A Defensoria Pública da Bahia está buscando reparação para centenas de pessoas com HIV cujas identidades foram expostas no último sábado (20) pela Prefeitura de Feira de Santana. Segundo o defensor público João Gabriel Soares de Melo, mesmo que a exposição não tenha causado outros danos, a divulgação dos nomes viola a Lei Nº 14.289 de janeiro de 2022, que protege o sigilo das pessoas com HIV.
A Defensoria também aponta que houve descumprimento da Lei Geral de Proteção de Dados (LGPD) e da Constituição Federal, configurando um dano moral que pode ser indenizado.
João Gabriel explica que podem ser movidas ações coletivas e individuais. Uma ação civil pública poderia pedir indenização pelos danos morais causados à sociedade. Caso a prefeitura seja condenada, os recursos iriam para um fundo público. Além disso, cada pessoa afetada pode procurar a Defensoria para ajuizar ação individual.
No sábado, o diário oficial do município publicou um aviso sobre a suspensão do passe livre para cerca de 600 pessoas com HIV, anemia falciforme ou fibromialgia, acompanhando o comunicado com uma lista contendo os nomes e condições de saúde dessas pessoas. A lista ficou disponível por algumas horas, até ser removida pela prefeitura.
A Secretaria Municipal de Mobilidade Urbana justificou a publicação como uma falha no sistema e lamentou o ocorrido. Uma sindicância foi instaurada para investigar o caso em até 15 dias.
O Ministério Público da Bahia também abriu procedimento para apurar possíveis violações das normas relacionadas aos direitos das pessoas. O órgão solicitou esclarecimentos ao município sobre o incidente.
Reparação
João Gabriel já se reuniu com representantes da sociedade civil para discutir reparação e uma nova reunião será realizada com algumas das pessoas afetadas. O defensor também conversou com representantes da Prefeitura, que manifestaram disposição em resolver o caso fora da Justiça, por meio de um termo de ajustamento de conduta, que pode incluir a manutenção dos benefícios e indenizações.

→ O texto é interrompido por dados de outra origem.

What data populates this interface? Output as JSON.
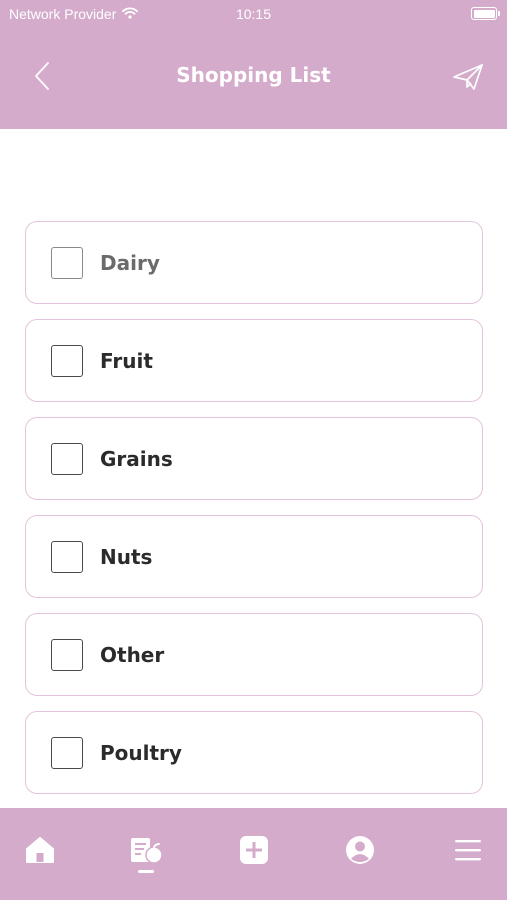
{
  "status_bar": {
    "carrier": "Network Provider",
    "time": "10:15",
    "wifi_icon": "wifi-icon",
    "battery_icon": "battery-icon"
  },
  "header": {
    "title": "Shopping List",
    "back_icon": "chevron-left-icon",
    "send_icon": "paper-plane-icon"
  },
  "items": [
    {
      "label": "Dairy",
      "checked": false
    },
    {
      "label": "Fruit",
      "checked": false
    },
    {
      "label": "Grains",
      "checked": false
    },
    {
      "label": "Nuts",
      "checked": false
    },
    {
      "label": "Other",
      "checked": false
    },
    {
      "label": "Poultry",
      "checked": false
    }
  ],
  "bottom_nav": {
    "items": [
      "home-icon",
      "grocery-list-icon",
      "add-icon",
      "profile-icon",
      "menu-icon"
    ],
    "active": "grocery-list-icon"
  },
  "colors": {
    "accent": "#d4abcb",
    "card_border": "#e3c4dc",
    "text": "#2b2b2b"
  }
}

A Sociedade Brasileira de Infectologia (SBI) manifestou profunda indignação pelo ocorrido, ressaltando que a divulgação de informações médicas sigilosas viola a Constituição, a LGPD, as normas do SUS e princípios éticos médicos.
A SBI enfatiza que o caso deve ser rigorosamente investigado e que os responsáveis precisam ser penalizados, pois a exposição das informações fere a dignidade, gera estigma e discriminação, além de consequências graves para as pessoas com HIV. A entidade reforça que a proteção da privacidade dessas pessoas é um direito inegociável.
Organizações e ativistas, como o Grupo Pela Vidda do Rio de Janeiro, também reagiram ao caso. Eles preparam uma carta de repúdio e pretendem acionar o Ministério Público Federal para investigação.
“É inadmissível que qualquer órgão público divulgue informações sobre sorologia. Mesmo após mais de 40 anos da epidemia de AIDS, ainda lutamos contra o estigma para garantir que as pessoas possam manter a privacidade e escolher quem deve saber sobre sua condição”, afirmou Márcio Villard, presidente da organização.
Estigma
Márcio Villard destaca que acontecimentos assim reforçam o estigma da doença. Hoje o HIV é tratável, mas o preconceito persiste e dificulta que as pessoas façam o teste e o tratamento precocemente.
O pesquisador e ativista João Geraldo Netto alerta que esses casos podem afastar pessoas com suspeita ou diagnóstico da doença dos serviços de saúde e das políticas que lhes beneficiam.
“Ainda enfrentamos preconceito e autopreconceito. Muitas pessoas evitam tomar remédios ou se cadastrar nos sistemas de saúde para não ter seus dados expostos”, comentou João Geraldo Netto.
Ele explica que os dados de saúde são sigilosos, mas o HIV carrega um forte preconceito, que pode causar discriminação, perda de emprego e dificuldades pessoais, especialmente em cidades pequenas onde as informações podem circular pela comunidade.
Nélio Georgini, Diretor de Defesa da Diversidade da Ordem dos Advogados do Brasil no Rio de Janeiro, observou que a prefeitura violou o direito dessas pessoas à privacidade, afetando um grupo vulnerável e diversas interseccionalidades, como pessoas LGBT, aumentando o potencial de preconceito.